Clearly humans have always needed toilet facilities and a way to keep themselves clean, but only in relatively recent times have the two functions have been brought together in one place. And the provision of bathroom facilities in private homes is also a fairly recent innovation too – previously, bathing was much more of a public pastime!
Bathe like an Egyptian?
The first recorded use of natural stone in bathing dates back to around 2500BC, when wealthy ancient Egyptians sat in limestone baths set in limestone tiles while their minions showered them with heated water. In those days, water had an important religious significance – used not only to clean the body, but also to purify the soul.

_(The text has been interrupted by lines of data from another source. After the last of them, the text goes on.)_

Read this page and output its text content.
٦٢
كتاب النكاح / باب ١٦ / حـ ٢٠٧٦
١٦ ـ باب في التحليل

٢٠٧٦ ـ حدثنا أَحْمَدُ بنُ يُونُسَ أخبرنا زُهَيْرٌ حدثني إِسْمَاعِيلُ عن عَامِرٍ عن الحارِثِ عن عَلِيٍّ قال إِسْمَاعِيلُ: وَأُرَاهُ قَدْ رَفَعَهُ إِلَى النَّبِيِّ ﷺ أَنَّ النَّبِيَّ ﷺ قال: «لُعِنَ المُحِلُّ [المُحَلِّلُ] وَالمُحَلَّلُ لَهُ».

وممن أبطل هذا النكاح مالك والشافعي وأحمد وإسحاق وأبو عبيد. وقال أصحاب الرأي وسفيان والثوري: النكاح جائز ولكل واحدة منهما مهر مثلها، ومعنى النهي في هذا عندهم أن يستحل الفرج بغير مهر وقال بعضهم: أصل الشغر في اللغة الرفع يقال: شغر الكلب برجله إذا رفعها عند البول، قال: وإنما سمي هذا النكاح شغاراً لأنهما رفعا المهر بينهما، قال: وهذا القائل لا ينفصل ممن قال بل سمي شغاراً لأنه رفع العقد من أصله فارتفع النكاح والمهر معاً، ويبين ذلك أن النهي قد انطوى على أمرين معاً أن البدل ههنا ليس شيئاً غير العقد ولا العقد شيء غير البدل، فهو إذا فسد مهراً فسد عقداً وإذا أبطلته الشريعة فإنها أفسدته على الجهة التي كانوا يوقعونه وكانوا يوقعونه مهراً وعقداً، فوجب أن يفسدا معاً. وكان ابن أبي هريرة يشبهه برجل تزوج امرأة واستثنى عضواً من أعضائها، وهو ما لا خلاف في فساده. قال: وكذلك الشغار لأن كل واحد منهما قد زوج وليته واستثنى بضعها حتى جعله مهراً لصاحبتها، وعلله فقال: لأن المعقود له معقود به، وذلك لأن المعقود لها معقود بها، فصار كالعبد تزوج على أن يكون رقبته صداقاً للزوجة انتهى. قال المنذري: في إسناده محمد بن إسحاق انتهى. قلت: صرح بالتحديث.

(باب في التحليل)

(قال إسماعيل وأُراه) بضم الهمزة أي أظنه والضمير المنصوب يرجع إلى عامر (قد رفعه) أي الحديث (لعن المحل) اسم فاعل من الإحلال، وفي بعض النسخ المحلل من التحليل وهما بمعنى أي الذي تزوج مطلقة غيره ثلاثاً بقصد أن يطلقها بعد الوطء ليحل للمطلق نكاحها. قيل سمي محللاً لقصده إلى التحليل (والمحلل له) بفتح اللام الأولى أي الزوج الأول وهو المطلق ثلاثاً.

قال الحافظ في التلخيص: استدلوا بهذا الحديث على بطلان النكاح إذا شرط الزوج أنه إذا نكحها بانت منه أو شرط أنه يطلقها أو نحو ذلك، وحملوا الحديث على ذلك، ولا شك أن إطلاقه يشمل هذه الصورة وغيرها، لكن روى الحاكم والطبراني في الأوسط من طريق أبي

The Greeks viewed bathing as a very important part of their lives. Many ancient Greek excavations stand testament to this – with whole areas which were clearly designed for bathing, including stone or clay baths served by surprisingly advanced water supply and drainage facilities.
The oldest surviving stone bathtub is in the Palace of Knossos on the island of Crete – believed to date back to around 1700BC.
When in Rome – or Bath
The Roman contribution to the history of bathing is well known. They came, saw and conquered – and constructed thermal baths wherever they went. Using the local stone, they created massive complexes dedicated to public bathing, relaxation and entertainment. A particularly good surviving example is the Roman Baths in the (very aptly-named) city of Bath in South-West England.
The Roman legacy in the Middle East
After the Romans, the tradition of public bathing slowly disappeared in Western Europe, but it continued to flourish in the Middle East, where ‘hammams’ – built of intricately decorated local stone – are still important cultural and social meeting places today. In medieval times, the prosperous city of Baghdad reportedly had 60,000 ‘hammams’.
Europe votes ‘No’
Public bathing enjoyed a bit of a renaissance in Europe during the 1100s thanks to crusaders returning from the East. But it soon fell out of favour again – especially when the ravaging plagues of the Middle Ages took hold. It was believed that bathing in water could spread disease – and given the rising population and lack of clean water, this was probably true! In England, Henry VIII closed down all the public bathhouses in 1546, citing them as the cause of sickness spreading.
The evolution of the modern bathroom
From the late 1700s onwards, new innovations and developments finally started to pave the way towards the modern bathrooms we know today.
Whilst the first flushing toilet was made for Elizabeth I back in 1596, it took another few centuries before it became a viable alternative to the chamber pot. The ‘S-bend’ wasn’t invented until 1775, allowing fresh water to sit in the toilet bowl. And it wasn’t until the mid-1800s that fresh water pipes and public sewers started to be installed – firstly in London and then in most other major UK cities.
This development was the catalyst for a major revolution in house design – with most new homes from the late 1800s onwards having bathrooms and toilets fitted as standard for the first time.
Returning to stone
The creation of a completely new room in the house called for new, hygienic ways to decorate it. Without doubt, the most popular covering for walls and floors is bathroom tiles, and there’s obviously a massive range of tiling materials available these days.